Part of the problem is inherent in government itself. Government never has to be efficient because it doesn’t have to make a profit or compete in the marketplace. This alone places a tremendous obstacle to efficiency and performance. Then there’s the issue of leadership. Those who rise to the top in government agencies are rarely the best and the brightest. Most don’t want any feedback from below because they already know it all. Between those attitudes and some employees who are essentially retired in place, is it any wonder that performance and efficiency aren’t soaring? I do remember one member of supervision (second level) that inspired extra effort on the part of the workforce.
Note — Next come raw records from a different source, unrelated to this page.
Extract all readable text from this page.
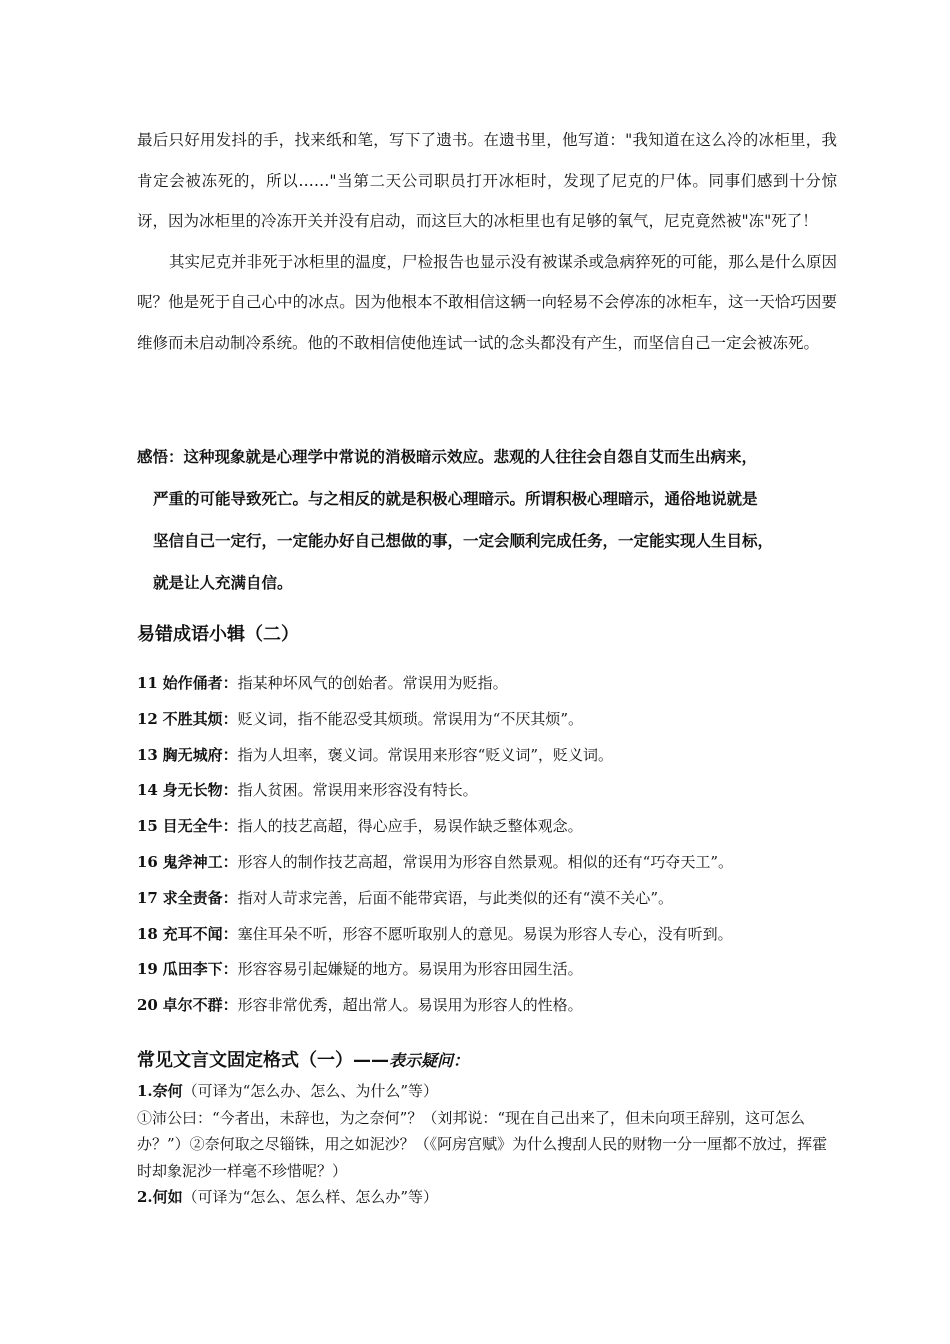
最后只好用发抖的手，找来纸和笔，写下了遗书。在遗书里，他写道："我知道在这么冷的冰柜里，我肯定会被冻死的，所以……"当第二天公司职员打开冰柜时，发现了尼克的尸体。同事们感到十分惊讶，因为冰柜里的冷冻开关并没有启动，而这巨大的冰柜里也有足够的氧气，尼克竟然被"冻"死了！

其实尼克并非死于冰柜里的温度，尸检报告也显示没有被谋杀或急病猝死的可能，那么是什么原因呢？他是死于自己心中的冰点。因为他根本不敢相信这辆一向轻易不会停冻的冰柜车，这一天恰巧因要维修而未启动制冷系统。他的不敢相信使他连试一试的念头都没有产生，而坚信自己一定会被冻死。

感悟：这种现象就是心理学中常说的消极暗示效应。悲观的人往往会自怨自艾而生出病来，
严重的可能导致死亡。与之相反的就是积极心理暗示。所谓积极心理暗示，通俗地说就是
坚信自己一定行，一定能办好自己想做的事，一定会顺利完成任务，一定能实现人生目标，
就是让人充满自信。
易错成语小辑（二）
11 始作俑者：指某种坏风气的创始者。常误用为贬指。
12 不胜其烦：贬义词，指不能忍受其烦琐。常误用为“不厌其烦”。
13 胸无城府：指为人坦率，褒义词。常误用来形容“贬义词”，贬义词。
14 身无长物：指人贫困。常误用来形容没有特长。
15 目无全牛：指人的技艺高超，得心应手，易误作缺乏整体观念。
16 鬼斧神工：形容人的制作技艺高超，常误用为形容自然景观。相似的还有“巧夺天工”。
17 求全责备：指对人苛求完善，后面不能带宾语，与此类似的还有“漠不关心”。
18 充耳不闻：塞住耳朵不听，形容不愿听取别人的意见。易误为形容人专心，没有听到。
19 瓜田李下：形容容易引起嫌疑的地方。易误用为形容田园生活。
20 卓尔不群：形容非常优秀，超出常人。易误用为形容人的性格。
常见文言文固定格式（一）——表示疑问：

1.奈何（可译为“怎么办、怎么、为什么”等）

①沛公曰：“今者出，未辞也，为之奈何”？（刘邦说：“现在自己出来了，但未向项王辞别，这可怎么办？”）②奈何取之尽锱铢，用之如泥沙？（《阿房宫赋》为什么搜刮人民的财物一分一厘都不放过，挥霍时却象泥沙一样毫不珍惜呢？）

2.何如（可译为“怎么、怎么样、怎么办”等）
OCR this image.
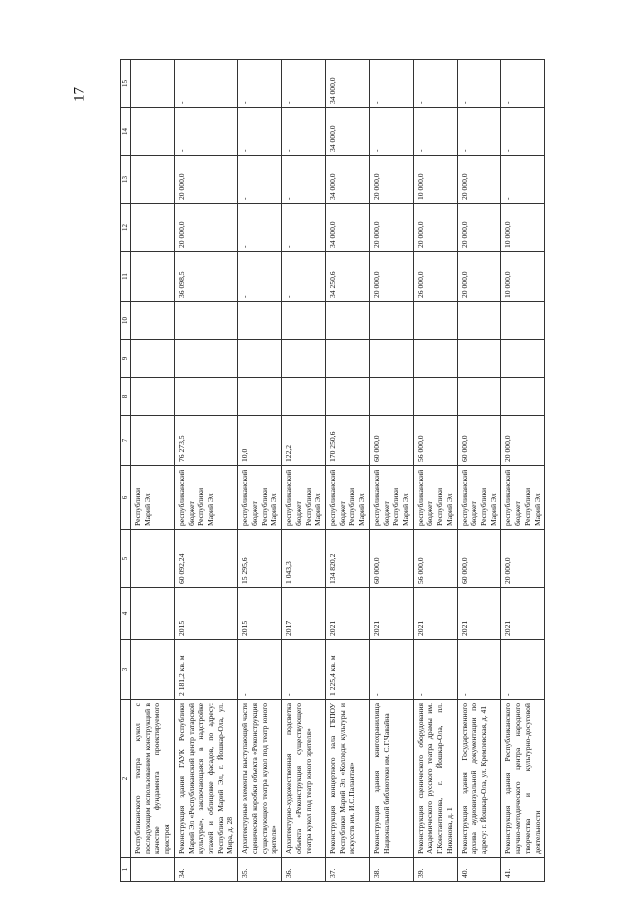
17
1	2	3	4	5	6	7	8	9	10	11	12	13	14	15
	Республиканского театра кукол с последующим использованием конструкций в качестве фундамента проектируемого пристроя				Республики Марий Эл									
34.	Реконструкция здания ГАУК Республики Марий Эл «Республиканский центр татарской культуры», заключающаяся в надстройке этажей и облицовке фасадов, по адресу: Республика Марий Эл, г. Йошкар-Ола, ул. Мира, д. 28	2 181,2 кв. м	2015	60 092,24	республиканский бюджет Республики Марий Эл	76 273,5				36 098,5	20 000,0	20 000,0	-	-
35.	Архитектурные элементы выступающей части сценической коробки объекта «Реконструкция существующего театра кукол под театр юного зрителя»	-	2015	15 295,6	республиканский бюджет Республики Марий Эл	10,0				-	-	-	-	-
36.	Архитектурно-художественная подсветка объекта «Реконструкция существующего театра кукол под театр юного зрителя»	-	2017	1 043,3	республиканский бюджет Республики Марий Эл	122,2				-	-	-	-	-
37.	Реконструкция концертного зала ГБПОУ Республики Марий Эл «Колледж культуры и искусств им. И.С.Палантая»	1 225,4 кв. м	2021	134 820,2	республиканский бюджет Республики Марий Эл	170 250,6				34 250,6	34 000,0	34 000,0	34 000,0	34 000,0
38.	Реконструкция здания книгохранилища Национальной библиотеки им. С.Г.Чавайна	-	2021	60 000,0	республиканский бюджет Республики Марий Эл	60 000,0				20 000,0	20 000,0	20 000,0	-	-
39.	Реконструкция сценического оборудования Академического русского театра драмы им. Г.Константинова, г. Йошкар-Ола, пл. Никонова, д. 1	-	2021	56 000,0	республиканский бюджет Республики Марий Эл	56 000,0				26 000,0	20 000,0	10 000,0	-	-
40.	Реконструкция здания Государственного архива аудиовизуальной документации по адресу: г. Йошкар-Ола, ул. Кремлевская, д. 41	-	2021	60 000,0	республиканский бюджет Республики Марий Эл	60 000,0				20 000,0	20 000,0	20 000,0	-	-
41.	Реконструкция здания Республиканского научно-методического центра народного творчества и культурно-досуговой деятельности	-	2021	20 000,0	республиканский бюджет Республики Марий Эл	20 000,0				10 000,0	10 000,0	-	-	-
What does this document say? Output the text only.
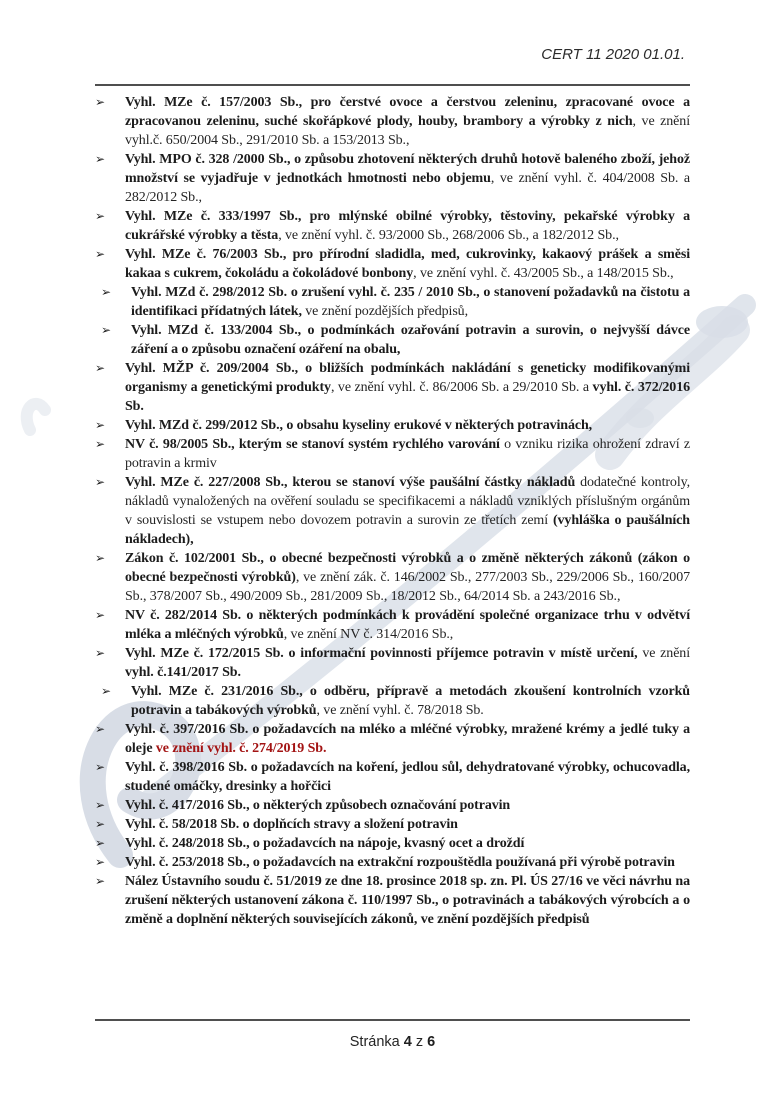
CERT 11 2020 01.01.
➢	Vyhl. MZe č. 157/2003 Sb., pro čerstvé ovoce a čerstvou zeleninu, zpracované ovoce a zpracovanou zeleninu, suché skořápkové plody, houby, brambory a výrobky z nich, ve znění vyhl.č. 650/2004 Sb., 291/2010 Sb. a 153/2013 Sb.,
➢	Vyhl. MPO č. 328 /2000 Sb., o způsobu zhotovení některých druhů hotově baleného zboží, jehož množství se vyjadřuje v jednotkách hmotnosti nebo objemu, ve znění vyhl. č. 404/2008 Sb. a 282/2012 Sb.,
➢	Vyhl. MZe č. 333/1997 Sb., pro mlýnské obilné výrobky, těstoviny, pekařské výrobky a cukrářské výrobky a těsta, ve znění vyhl. č. 93/2000 Sb., 268/2006 Sb., a 182/2012 Sb.,
➢	Vyhl. MZe č. 76/2003 Sb., pro přírodní sladidla, med, cukrovinky, kakaový prášek a směsi kakaa s cukrem, čokoládu a čokoládové bonbony, ve znění vyhl. č. 43/2005 Sb., a 148/2015 Sb.,
➢	Vyhl. MZd č. 298/2012 Sb. o zrušení vyhl. č. 235 / 2010 Sb., o stanovení požadavků na čistotu a identifikaci přídatných látek, ve znění pozdějších předpisů,
➢	Vyhl. MZd č. 133/2004 Sb., o podmínkách ozařování potravin a surovin, o nejvyšší dávce záření a o způsobu označení ozáření na obalu,
➢	Vyhl. MŽP č. 209/2004 Sb., o bližších podmínkách nakládání s geneticky modifikovanými organismy a genetickými produkty, ve znění vyhl. č. 86/2006 Sb. a 29/2010 Sb. a vyhl. č. 372/2016 Sb.
➢	Vyhl. MZd č. 299/2012 Sb., o obsahu kyseliny erukové v některých potravinách,
➢	NV č. 98/2005 Sb., kterým se stanoví systém rychlého varování o vzniku rizika ohrožení zdraví z potravin a krmiv
➢	Vyhl. MZe č. 227/2008 Sb., kterou se stanoví výše paušální částky nákladů dodatečné kontroly, nákladů vynaložených na ověření souladu se specifikacemi a nákladů vzniklých příslušným orgánům v souvislosti se vstupem nebo dovozem potravin a surovin ze třetích zemí (vyhláška o paušálních nákladech),
➢	Zákon č. 102/2001 Sb., o obecné bezpečnosti výrobků a o změně některých zákonů (zákon o obecné bezpečnosti výrobků), ve znění zák. č. 146/2002 Sb., 277/2003 Sb., 229/2006 Sb., 160/2007 Sb., 378/2007 Sb., 490/2009 Sb., 281/2009 Sb., 18/2012 Sb., 64/2014 Sb. a 243/2016 Sb.,
➢	NV č. 282/2014 Sb. o některých podmínkách k provádění společné organizace trhu v odvětví mléka a mléčných výrobků, ve znění NV č. 314/2016 Sb.,
➢	Vyhl. MZe č. 172/2015 Sb. o informační povinnosti příjemce potravin v místě určení, ve znění vyhl. č.141/2017 Sb.
➢	Vyhl. MZe č. 231/2016 Sb., o odběru, přípravě a metodách zkoušení kontrolních vzorků potravin a tabákových výrobků, ve znění vyhl. č. 78/2018 Sb.
➢	Vyhl. č. 397/2016 Sb. o požadavcích na mléko a mléčné výrobky, mražené krémy a jedlé tuky a oleje ve znění vyhl. č. 274/2019 Sb.
➢	Vyhl. č. 398/2016 Sb. o požadavcích na koření, jedlou sůl, dehydratované výrobky, ochucovadla, studené omáčky, dresinky a hořčici
➢	Vyhl. č. 417/2016 Sb., o některých způsobech označování potravin
➢	Vyhl. č. 58/2018 Sb. o doplňcích stravy a složení potravin
➢	Vyhl. č. 248/2018 Sb., o požadavcích na nápoje, kvasný ocet a droždí
➢	Vyhl. č. 253/2018 Sb., o požadavcích na extrakční rozpouštědla používaná při výrobě potravin
➢	Nález Ústavního soudu č. 51/2019 ze dne 18. prosince 2018 sp. zn. Pl. ÚS 27/16 ve věci návrhu na zrušení některých ustanovení zákona č. 110/1997 Sb., o potravinách a tabákových výrobcích a o změně a doplnění některých souvisejících zákonů, ve znění pozdějších předpisů
Stránka 4 z 6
He believed in us when the workload soared and his quiet confidence under fire inspired us all. Unfortunately, I have only seen that kind of leadership once in 31 years. 

Red Baron

Achieving breakthroughs

Federal employees who rise to the top should not be placed due to a popularity contest or undeserved accolades. Not all employees should move into management or into a leadership role or be a mentor. There should be more federal civilian shuffles at lower grades to prevent the “that’s how it’s always been done” and “why fix what’s not broken” mentality. The years in service can cause complacency and seniority’s “better than you” mentality.

Find Silver Lining

Project innovation and federal entrepreneurs

Evidently, feds cannot apply for these interesting and influential jobs. Evidently, feds are an underclass whose members are occasionally called upon to “work with” the superior beings whom this administration brings in, but who are otherwise treated as neither “entrepreneurial” nor sufficiently “creative.” Look at the soft disparagement of feds in this article. Is it any wonder that the Federal Viewpoint Survey shows that feds believe they’re not encouraged to be creative? The problem starts with the president and his top officials!

mna41

The pivot to Asia hitting rough waters

Ridiculous: See the Defense Strategic Guidance of January 2012—worked out alongside a new Future Years Defense Program (2013-2017) with the participation of the service chiefs and presumably inputs from the regional commanders, who know nothing about defense budgets—all to fit the Budget Control Act (though before the actual sequestration). The simple facts in January 2012 were that the U.S. was phasing down in Afghanistan, didn’t need much in Europe, would continue the Navy in the Persian Gulf, and leave what we already had stationed in East Asia while continuing the Navy’s 60-40 shift to the Pacific. There were simply no promises of “more” than that. But the regional commanders are not constrained by budget considerations. And if they think the Congress would add “more” than what’s in the president’s budget submission, Congress simply never does.

H. H. GAFFNEY

Predicting the weather months in advance

When did weather stop being a chaotic system? When I was in engineering school 30 years ago, weather was the prime example of chaos at work. One tiny, insignificant tweak of the initial conditions yielded massive changes to predicted results even one month out. Now I see lots of scientists claiming to be able to solve the problem, given enough funding, better data, etc. “Tell me, if this scheme turns out to be as fruitless as the previous thousands of tries, can the American taxpayers get their money back? Who will be accountable?

Gfleng

So much taxpayer monies have been used toward our U.S. weather computer models, yet their performance continues to prove that money wasted. A 90-day forecast is and has been already applied using only the satellite data observations. Now that is money well spent.